Throughout her legal career, Kelly has played key roles in many complex Chapter 11 cases and restructuring matters, including:
- Represented debtor, California Independent Petroleum Association, in the successful restructuring of its business under subchapter V of title 11 of the Bankruptcy Code pending in the Eastern District of California Bankruptcy Court. Assisted debtor in administering its chapter 11 case, and formulating and negotiating a consensual plan of reorganization with the debtor’s prepetition judgment creditors that provided for the resolution of approximately $2.3 million in liabilities from pending lawsuits and debtor’s successful emergence from bankruptcy.
- Represented a court approved ad hoc committee of investors who were victims, along with other investors in different investment vehicles, of a Ponzi scheme perpetrated by Professional Financial Investors, Inc., and its 40 affiliated entities, all of whom became debtors in bankruptcy in the Northern District of California. The firm received the 2022 Turnaround Transaction of the Year Award from the Turnaround Management Association for the work performed in the cases, recognizing the unique and collaborative approach to resolving the various competing interests in order to reduce litigation costs and maximize value for the benefit of the victims.
- Counsel to chapter 7 Trustee in chapter 7 case of Bikram Choudhury Yoga Inc. and its affiliated entities. Assisted Trustee with sale of assets, substantive consolidation of the debtor entities and compromises of claims.

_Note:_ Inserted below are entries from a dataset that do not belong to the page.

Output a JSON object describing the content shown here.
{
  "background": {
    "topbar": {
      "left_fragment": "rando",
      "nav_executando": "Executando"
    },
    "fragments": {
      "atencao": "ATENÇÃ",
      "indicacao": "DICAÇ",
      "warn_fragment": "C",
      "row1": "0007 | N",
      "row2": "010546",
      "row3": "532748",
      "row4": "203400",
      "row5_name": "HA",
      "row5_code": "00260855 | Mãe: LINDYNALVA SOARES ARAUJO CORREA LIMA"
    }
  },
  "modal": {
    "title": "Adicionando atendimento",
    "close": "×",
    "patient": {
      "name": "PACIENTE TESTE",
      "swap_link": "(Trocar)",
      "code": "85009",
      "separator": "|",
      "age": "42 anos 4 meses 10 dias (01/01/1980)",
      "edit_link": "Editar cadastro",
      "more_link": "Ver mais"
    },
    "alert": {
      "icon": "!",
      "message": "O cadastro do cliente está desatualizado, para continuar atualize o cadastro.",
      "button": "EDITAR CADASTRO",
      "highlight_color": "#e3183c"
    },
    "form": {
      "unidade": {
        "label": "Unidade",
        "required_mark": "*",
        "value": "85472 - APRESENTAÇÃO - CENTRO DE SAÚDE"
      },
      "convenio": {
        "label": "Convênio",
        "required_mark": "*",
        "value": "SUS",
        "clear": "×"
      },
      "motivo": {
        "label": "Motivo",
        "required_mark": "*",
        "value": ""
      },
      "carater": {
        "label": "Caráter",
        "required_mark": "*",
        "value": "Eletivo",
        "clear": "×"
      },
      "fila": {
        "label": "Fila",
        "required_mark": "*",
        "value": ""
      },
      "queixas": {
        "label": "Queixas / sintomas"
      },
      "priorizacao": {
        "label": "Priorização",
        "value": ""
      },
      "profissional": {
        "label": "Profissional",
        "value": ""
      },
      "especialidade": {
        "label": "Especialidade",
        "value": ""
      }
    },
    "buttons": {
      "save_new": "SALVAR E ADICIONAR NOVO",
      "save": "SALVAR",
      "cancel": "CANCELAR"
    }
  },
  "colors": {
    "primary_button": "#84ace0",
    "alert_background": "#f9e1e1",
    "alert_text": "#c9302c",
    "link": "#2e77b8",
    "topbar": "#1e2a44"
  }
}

- Represented a tax and accounting firm in the successful restructuring of its business under subchapter V of title 11 of the Bankruptcy Code pending in the Central District of California Bankruptcy Court. Assisted debtor in administering its chapter 11 case and formulating a post-confirmation payment plan consistent with the new requirements of subchapter V.
- Represented debtor, Monteverde Ranch, in its subchapter V case pending in the Central District of California Bankruptcy Court. Assisted debtor in administering its chapter 11 case and selling substantially all of its assets, including the real property comprising the horse ranch.

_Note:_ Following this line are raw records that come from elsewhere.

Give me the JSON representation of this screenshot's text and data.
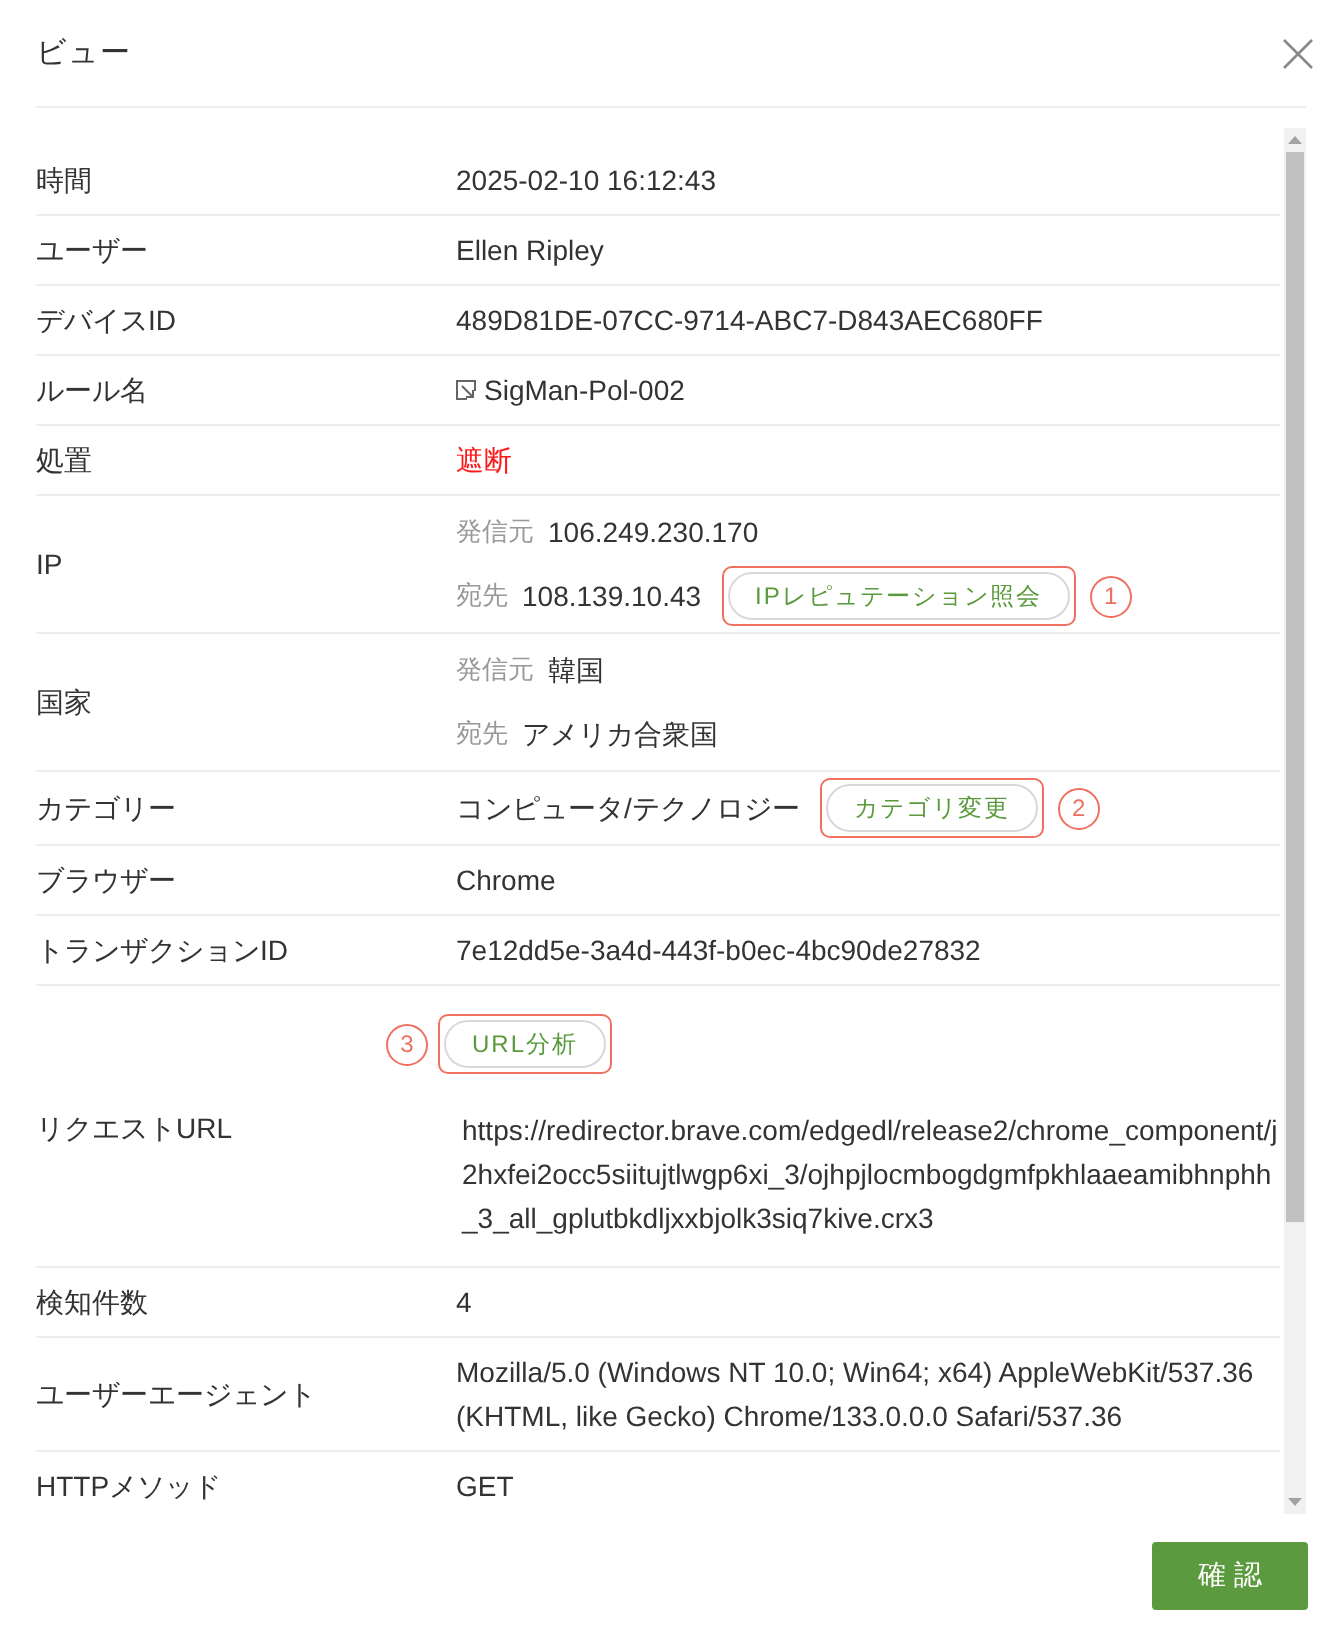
{
  "dialog": {
    "title": "ビュー"
  },
  "fields": [
    {
      "kind": "text",
      "label": "時間",
      "value": "2025-02-10 16:12:43"
    },
    {
      "kind": "text",
      "label": "ユーザー",
      "value": "Ellen Ripley"
    },
    {
      "kind": "text",
      "label": "デバイスID",
      "value": "489D81DE-07CC-9714-ABC7-D843AEC680FF"
    },
    {
      "kind": "link",
      "label": "ルール名",
      "value": "SigMan-Pol-002"
    },
    {
      "kind": "alert",
      "label": "処置",
      "value": "遮断"
    },
    {
      "kind": "pairs",
      "label": "IP",
      "lines": [
        {
          "label": "発信元",
          "value": "106.249.230.170"
        },
        {
          "label": "宛先",
          "value": "108.139.10.43",
          "action": {
            "label": "IPレピュテーション照会",
            "marker": "1"
          }
        }
      ]
    },
    {
      "kind": "pairs",
      "label": "国家",
      "lines": [
        {
          "label": "発信元",
          "value": "韓国"
        },
        {
          "label": "宛先",
          "value": "アメリカ合衆国"
        }
      ]
    },
    {
      "kind": "text",
      "label": "カテゴリー",
      "value": "コンピュータ/テクノロジー",
      "action": {
        "label": "カテゴリ変更",
        "marker": "2"
      }
    },
    {
      "kind": "text",
      "label": "ブラウザー",
      "value": "Chrome"
    },
    {
      "kind": "text",
      "label": "トランザクションID",
      "value": "7e12dd5e-3a4d-443f-b0ec-4bc90de27832"
    },
    {
      "kind": "action_above",
      "label": "リクエストURL",
      "value": "https://redirector.brave.com/edgedl/release2/chrome_component/j2hxfei2occ5siitujtlwgp6xi_3/ojhpjlocmbogdgmfpkhlaaeamibhnphh_3_all_gplutbkdljxxbjolk3siq7kive.crx3",
      "action": {
        "label": "URL分析",
        "marker": "3"
      }
    },
    {
      "kind": "text",
      "label": "検知件数",
      "value": "4"
    },
    {
      "kind": "text",
      "label": "ユーザーエージェント",
      "value": "Mozilla/5.0 (Windows NT 10.0; Win64; x64) AppleWebKit/537.36 (KHTML, like Gecko) Chrome/133.0.0.0 Safari/537.36"
    },
    {
      "kind": "text",
      "label": "HTTPメソッド",
      "value": "GET"
    }
  ],
  "footer": {
    "buttons": [
      "確 認"
    ]
  }
}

- Represented debtor-in-possession lender, stalking horse bidder and successful purchaser of substantially all of the assets of Care Level Management Group, LLC, a provider of in-home healthcare services for chronically ill and elderly patients.*
- Counsel to the successful purchaser of substantially all of the assets of Hartmarx Corporation and certain of its affiliates, one of the largest manufacturers and marketers for men’s suits and sport coats in the United States.*
- Represented billion-dollar power generation company in largest bankruptcy filed in 2005. Primarily responsible for coordinating and overseeing debtor’s asset rationalization efforts. Successfully negotiated and assisted in the consummation of the sale or restructuring of over 10 power plants and other surplus industrial assets, generating over $800 million in proceeds.*
- Represented telecommunications company in a Chapter 11 case. Achieved successful auction sale of the company’s assets for more than three times the stalking horse bid and resolved in excess of $6 billion in claims against the debtors.*
- Represented manufacturer and distributor of office supplies in Chapter 11 cases. Assisted debtors in successfully selling each of their 3 operating divisions in 3 separate sale transactions for in excess of $78 million and negotiating a $6.5 million debtor in possession financing facility.*
- Represented television glass manufacturer in a Chapter 11 case. Responsible for coordinating the sales of substantially all of the debtor’s assets and advising the debtor on complex issues involving environmental concerns and collective bargaining agreements.*
- Represented retailer of bed, bath and home textile goods. Responsible for negotiating and implementing the successful sale of the company’s assets and real property leasehold interests.*
- Represented retailer and manufacturer of casual sportswear. Assisted with preparation of its bankruptcy case and the sale of its assets.*
Kelly also is the principal author of one of the leading treatises on bankruptcy acquisitions, A Comparison Shopping Guide for 363 Sales, published by the American Bankruptcy Institute, 2009.
* Handled outside of Sklar Kirsh LLP.